For the last four years, I have participated in the Asheville Community Theater's fund raising fashion show. Categories are chosen every year and your garment must be made in the media/theme. The category that I chose and was accepted into this year was HARDWARE. (yes you can laugh now). I entered with my husband Keith to help with the metal fabrication and components.
Other year's projects/themes included: nature - yards and yards of ecoprinted materials when I had never ecoprinted before, artist inspired - Monet - skirt out of yards and yards of of fishing line crocheted with colored beads to give the impression of color, and paper - taking patterned tissue pattern, cutting it up and then weaving the design into yardage.

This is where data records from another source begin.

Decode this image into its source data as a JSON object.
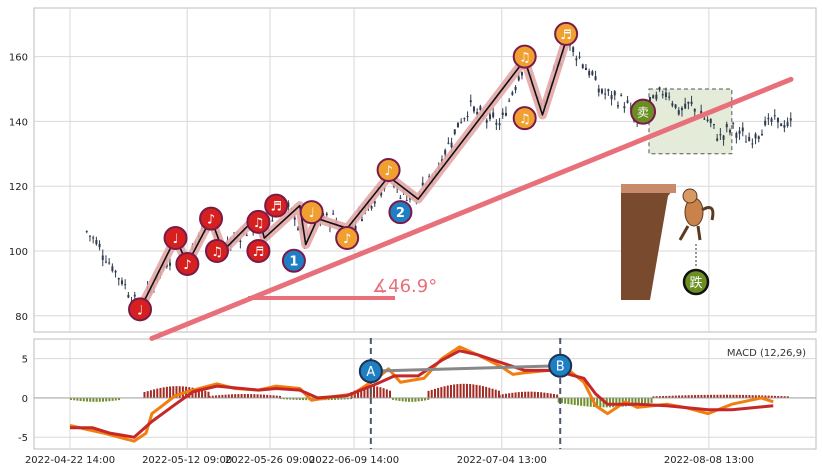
{
  "chart_data": [
    {
      "type": "candlestick",
      "y_ticks": [
        80,
        100,
        120,
        140,
        160
      ],
      "ylim": [
        75,
        175
      ],
      "x_range": [
        "2022-04-22 14:00",
        "2022-08-22 14:00"
      ],
      "grid": true,
      "close_series": [
        {
          "x": "2022-04-25 10:00",
          "y": 106
        },
        {
          "x": "2022-04-27 10:00",
          "y": 102
        },
        {
          "x": "2022-04-29 10:00",
          "y": 96
        },
        {
          "x": "2022-05-02 10:00",
          "y": 88
        },
        {
          "x": "2022-05-04 10:00",
          "y": 82
        },
        {
          "x": "2022-05-06 10:00",
          "y": 89
        },
        {
          "x": "2022-05-09 10:00",
          "y": 98
        },
        {
          "x": "2022-05-10 10:00",
          "y": 104
        },
        {
          "x": "2022-05-11 10:00",
          "y": 100
        },
        {
          "x": "2022-05-12 10:00",
          "y": 96
        },
        {
          "x": "2022-05-13 10:00",
          "y": 102
        },
        {
          "x": "2022-05-16 10:00",
          "y": 110
        },
        {
          "x": "2022-05-17 10:00",
          "y": 103
        },
        {
          "x": "2022-05-18 10:00",
          "y": 100
        },
        {
          "x": "2022-05-20 10:00",
          "y": 104
        },
        {
          "x": "2022-05-23 10:00",
          "y": 107
        },
        {
          "x": "2022-05-24 10:00",
          "y": 111
        },
        {
          "x": "2022-05-25 10:00",
          "y": 104
        },
        {
          "x": "2022-05-26 10:00",
          "y": 108
        },
        {
          "x": "2022-05-27 10:00",
          "y": 112
        },
        {
          "x": "2022-05-30 10:00",
          "y": 112
        },
        {
          "x": "2022-05-31 10:00",
          "y": 106
        },
        {
          "x": "2022-06-01 10:00",
          "y": 102
        },
        {
          "x": "2022-06-02 10:00",
          "y": 106
        },
        {
          "x": "2022-06-03 10:00",
          "y": 110
        },
        {
          "x": "2022-06-06 10:00",
          "y": 110
        },
        {
          "x": "2022-06-08 10:00",
          "y": 104
        },
        {
          "x": "2022-06-09 10:00",
          "y": 108
        },
        {
          "x": "2022-06-13 10:00",
          "y": 118
        },
        {
          "x": "2022-06-15 10:00",
          "y": 123
        },
        {
          "x": "2022-06-17 10:00",
          "y": 118
        },
        {
          "x": "2022-06-20 10:00",
          "y": 116
        },
        {
          "x": "2022-06-23 10:00",
          "y": 125
        },
        {
          "x": "2022-06-27 10:00",
          "y": 140
        },
        {
          "x": "2022-06-29 10:00",
          "y": 145
        },
        {
          "x": "2022-06-30 10:00",
          "y": 142
        },
        {
          "x": "2022-07-04 10:00",
          "y": 139
        },
        {
          "x": "2022-07-06 10:00",
          "y": 150
        },
        {
          "x": "2022-07-08 10:00",
          "y": 159
        },
        {
          "x": "2022-07-11 10:00",
          "y": 142
        },
        {
          "x": "2022-07-13 10:00",
          "y": 154
        },
        {
          "x": "2022-07-15 10:00",
          "y": 165
        },
        {
          "x": "2022-07-18 10:00",
          "y": 158
        },
        {
          "x": "2022-07-21 10:00",
          "y": 149
        },
        {
          "x": "2022-07-25 10:00",
          "y": 146
        },
        {
          "x": "2022-07-27 10:00",
          "y": 139
        },
        {
          "x": "2022-07-29 10:00",
          "y": 145
        },
        {
          "x": "2022-08-01 10:00",
          "y": 150
        },
        {
          "x": "2022-08-03 10:00",
          "y": 143
        },
        {
          "x": "2022-08-05 10:00",
          "y": 145
        },
        {
          "x": "2022-08-08 10:00",
          "y": 140
        },
        {
          "x": "2022-08-10 10:00",
          "y": 135
        },
        {
          "x": "2022-08-12 10:00",
          "y": 138
        },
        {
          "x": "2022-08-15 10:00",
          "y": 134
        },
        {
          "x": "2022-08-17 10:00",
          "y": 138
        },
        {
          "x": "2022-08-19 10:00",
          "y": 140
        },
        {
          "x": "2022-08-22 10:00",
          "y": 139
        }
      ],
      "wave_path": [
        {
          "x": "2022-05-04 10:00",
          "y": 82
        },
        {
          "x": "2022-05-10 10:00",
          "y": 104
        },
        {
          "x": "2022-05-12 10:00",
          "y": 96
        },
        {
          "x": "2022-05-16 10:00",
          "y": 110
        },
        {
          "x": "2022-05-18 10:00",
          "y": 100
        },
        {
          "x": "2022-05-24 10:00",
          "y": 111
        },
        {
          "x": "2022-05-25 10:00",
          "y": 104
        },
        {
          "x": "2022-05-31 10:00",
          "y": 114
        },
        {
          "x": "2022-06-01 10:00",
          "y": 102
        },
        {
          "x": "2022-06-03 10:00",
          "y": 110
        },
        {
          "x": "2022-06-08 10:00",
          "y": 107
        },
        {
          "x": "2022-06-15 10:00",
          "y": 123
        },
        {
          "x": "2022-06-20 10:00",
          "y": 116
        },
        {
          "x": "2022-07-08 10:00",
          "y": 159
        },
        {
          "x": "2022-07-11 10:00",
          "y": 142
        },
        {
          "x": "2022-07-15 10:00",
          "y": 165
        }
      ],
      "trendline": {
        "from": {
          "x": "2022-05-06 10:00",
          "y": 73
        },
        "to": {
          "x": "2022-08-22 10:00",
          "y": 153
        }
      },
      "angle_label": "∡46.9°",
      "markers": [
        {
          "glyph": "♩",
          "x": "2022-05-04 10:00",
          "y": 82,
          "color": "#d61f1f"
        },
        {
          "glyph": "♩",
          "x": "2022-05-10 10:00",
          "y": 104,
          "color": "#d61f1f"
        },
        {
          "glyph": "♪",
          "x": "2022-05-12 10:00",
          "y": 96,
          "color": "#d61f1f"
        },
        {
          "glyph": "♪",
          "x": "2022-05-16 10:00",
          "y": 110,
          "color": "#d61f1f"
        },
        {
          "glyph": "♫",
          "x": "2022-05-17 10:00",
          "y": 100,
          "color": "#d61f1f"
        },
        {
          "glyph": "♫",
          "x": "2022-05-24 10:00",
          "y": 109,
          "color": "#d61f1f"
        },
        {
          "glyph": "♬",
          "x": "2022-05-24 10:00",
          "y": 100,
          "color": "#d61f1f"
        },
        {
          "glyph": "♬",
          "x": "2022-05-27 10:00",
          "y": 114,
          "color": "#d61f1f"
        },
        {
          "glyph": "1",
          "x": "2022-05-30 10:00",
          "y": 97,
          "color": "#1f7fc4"
        },
        {
          "glyph": "♩",
          "x": "2022-06-02 10:00",
          "y": 112,
          "color": "#f0a030"
        },
        {
          "glyph": "♪",
          "x": "2022-06-08 10:00",
          "y": 104,
          "color": "#f0a030"
        },
        {
          "glyph": "♪",
          "x": "2022-06-15 10:00",
          "y": 125,
          "color": "#f0a030"
        },
        {
          "glyph": "2",
          "x": "2022-06-17 10:00",
          "y": 112,
          "color": "#1f7fc4"
        },
        {
          "glyph": "♫",
          "x": "2022-07-08 10:00",
          "y": 160,
          "color": "#f0a030"
        },
        {
          "glyph": "♫",
          "x": "2022-07-08 10:00",
          "y": 141,
          "color": "#f0a030"
        },
        {
          "glyph": "♬",
          "x": "2022-07-15 10:00",
          "y": 167,
          "color": "#f0a030"
        }
      ],
      "sell_marker": {
        "text": "卖",
        "x": "2022-07-28 10:00",
        "y": 143
      },
      "fall_marker": {
        "text": "跌"
      },
      "forecast_box": {
        "x_from": "2022-07-29 10:00",
        "x_to": "2022-08-12 10:00",
        "y_from": 130,
        "y_to": 150
      }
    },
    {
      "type": "macd",
      "legend": "MACD (12,26,9)",
      "y_ticks": [
        5,
        0,
        -5
      ],
      "ylim": [
        -6.5,
        7.5
      ],
      "x_tick_labels": [
        "2022-04-22 14:00",
        "2022-05-12 09:00",
        "2022-05-26 09:00",
        "2022-06-09 14:00",
        "2022-07-04 13:00",
        "2022-08-08 13:00"
      ],
      "series": [
        {
          "color": "#f07f10",
          "points": [
            [
              "2022-04-22 14:00",
              -3.5
            ],
            [
              "2022-04-25 10:00",
              -4.0
            ],
            [
              "2022-04-28 10:00",
              -4.5
            ],
            [
              "2022-05-03 10:00",
              -5.5
            ],
            [
              "2022-05-05 10:00",
              -4.5
            ],
            [
              "2022-05-06 10:00",
              -2.0
            ],
            [
              "2022-05-10 10:00",
              0.3
            ],
            [
              "2022-05-12 10:00",
              0.8
            ],
            [
              "2022-05-17 10:00",
              1.8
            ],
            [
              "2022-05-20 10:00",
              1.2
            ],
            [
              "2022-05-24 10:00",
              1.0
            ],
            [
              "2022-05-27 10:00",
              1.5
            ],
            [
              "2022-05-31 10:00",
              1.2
            ],
            [
              "2022-06-02 10:00",
              -0.3
            ],
            [
              "2022-06-06 10:00",
              0.2
            ],
            [
              "2022-06-09 10:00",
              0.5
            ],
            [
              "2022-06-13 10:00",
              2.5
            ],
            [
              "2022-06-15 10:00",
              3.7
            ],
            [
              "2022-06-17 10:00",
              2.0
            ],
            [
              "2022-06-21 10:00",
              2.5
            ],
            [
              "2022-06-24 10:00",
              5.0
            ],
            [
              "2022-06-27 10:00",
              6.5
            ],
            [
              "2022-06-30 10:00",
              5.5
            ],
            [
              "2022-07-04 10:00",
              4.0
            ],
            [
              "2022-07-06 10:00",
              3.0
            ],
            [
              "2022-07-08 10:00",
              3.2
            ],
            [
              "2022-07-12 10:00",
              3.5
            ],
            [
              "2022-07-15 10:00",
              3.8
            ],
            [
              "2022-07-18 10:00",
              2.0
            ],
            [
              "2022-07-20 10:00",
              -1.0
            ],
            [
              "2022-07-22 10:00",
              -2.0
            ],
            [
              "2022-07-25 10:00",
              -0.5
            ],
            [
              "2022-07-27 10:00",
              -1.2
            ],
            [
              "2022-08-01 10:00",
              -0.8
            ],
            [
              "2022-08-04 10:00",
              -1.2
            ],
            [
              "2022-08-08 10:00",
              -2.0
            ],
            [
              "2022-08-12 10:00",
              -0.8
            ],
            [
              "2022-08-17 10:00",
              0.0
            ],
            [
              "2022-08-19 10:00",
              -0.5
            ]
          ]
        },
        {
          "color": "#c62828",
          "points": [
            [
              "2022-04-22 14:00",
              -3.8
            ],
            [
              "2022-04-26 10:00",
              -3.8
            ],
            [
              "2022-04-29 10:00",
              -4.5
            ],
            [
              "2022-05-03 10:00",
              -5.0
            ],
            [
              "2022-05-06 10:00",
              -3.0
            ],
            [
              "2022-05-10 10:00",
              -0.8
            ],
            [
              "2022-05-13 10:00",
              0.8
            ],
            [
              "2022-05-17 10:00",
              1.5
            ],
            [
              "2022-05-24 10:00",
              1.0
            ],
            [
              "2022-05-27 10:00",
              1.2
            ],
            [
              "2022-05-31 10:00",
              1.0
            ],
            [
              "2022-06-03 10:00",
              0.0
            ],
            [
              "2022-06-08 10:00",
              0.3
            ],
            [
              "2022-06-13 10:00",
              1.8
            ],
            [
              "2022-06-16 10:00",
              2.8
            ],
            [
              "2022-06-20 10:00",
              2.8
            ],
            [
              "2022-06-24 10:00",
              4.8
            ],
            [
              "2022-06-27 10:00",
              6.0
            ],
            [
              "2022-06-30 10:00",
              5.5
            ],
            [
              "2022-07-04 10:00",
              4.5
            ],
            [
              "2022-07-08 10:00",
              3.5
            ],
            [
              "2022-07-13 10:00",
              3.5
            ],
            [
              "2022-07-18 10:00",
              2.5
            ],
            [
              "2022-07-20 10:00",
              0.5
            ],
            [
              "2022-07-22 10:00",
              -0.8
            ],
            [
              "2022-07-27 10:00",
              -0.8
            ],
            [
              "2022-08-01 10:00",
              -1.0
            ],
            [
              "2022-08-08 10:00",
              -1.5
            ],
            [
              "2022-08-12 10:00",
              -1.5
            ],
            [
              "2022-08-19 10:00",
              -1.0
            ]
          ]
        }
      ],
      "histogram": [
        {
          "x": "2022-04-22 14:00",
          "x_to": "2022-05-01 00:00",
          "v": -0.5
        },
        {
          "x": "2022-05-05 00:00",
          "x_to": "2022-05-16 00:00",
          "v": 1.5
        },
        {
          "x": "2022-05-16 00:00",
          "x_to": "2022-05-28 00:00",
          "v": 0.5
        },
        {
          "x": "2022-05-28 00:00",
          "x_to": "2022-06-09 00:00",
          "v": -0.3
        },
        {
          "x": "2022-06-09 00:00",
          "x_to": "2022-06-16 00:00",
          "v": 1.5
        },
        {
          "x": "2022-06-16 00:00",
          "x_to": "2022-06-22 00:00",
          "v": -0.5
        },
        {
          "x": "2022-06-22 00:00",
          "x_to": "2022-07-04 00:00",
          "v": 1.8
        },
        {
          "x": "2022-07-04 00:00",
          "x_to": "2022-07-14 00:00",
          "v": 0.8
        },
        {
          "x": "2022-07-14 00:00",
          "x_to": "2022-07-30 00:00",
          "v": -1.2
        },
        {
          "x": "2022-07-30 00:00",
          "x_to": "2022-08-22 00:00",
          "v": 0.4
        }
      ],
      "divergence_markers": [
        {
          "label": "A",
          "x": "2022-06-12 10:00",
          "y": 3.4
        },
        {
          "label": "B",
          "x": "2022-07-14 10:00",
          "y": 4.1
        }
      ]
    }
  ],
  "colors": {
    "up": "#2f3b4c",
    "trend": "#e8707a",
    "wave": "#e3a7a7",
    "grid": "#d8d8d8"
  }
}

There are many similarities within this odd group of projects:
1. I always hit a horrid snag in execution of each of these designs, something I was sure would work but doesn't.
2. I loose my vision and how to make it work within the category (I am often too narrow in thinking of my options).
3. I panic in trying to figure out the path forward - a little crying and stepping back to take time to explore options.
4. And finally it comes to me and it works out. I look at magazines, the internet, image galleries until something just sparks.
Despite all of the angst involved with this - I love this show. I am so interested in how other designers see the category. Personally it causes me to think in very different ways and pushes me to be both creative in the interpretation of the topic and to deliver solutions for working with materials I have never worked with before. The technical challenges in working with materials that I have never used are often built from what I do know and adapt to these unusual starting materials. It is amazing how much it has opened my mind to alternative solutions with uncommon tools, equipment and techniques.
This year's project was to be made from items to be purchased in a hardware store. It starts like any other project - surveying the store to see what is available. You begin to think what pattern will I use, how will the materials be fastened together, will it be too thick, too heavy, how will I "sew" them together. We used duct tape , rivets, eyelets, wire jump rings, wire, sheet metal and washers and parts from strainers.
Photo by Grace Puffer, Model Sarah Johns
Sarah really sold the garment on the runway and did a terrific job. It won first place in the category and is hanging in the Bellagio Every Day window in downtown Asheville until the 21st.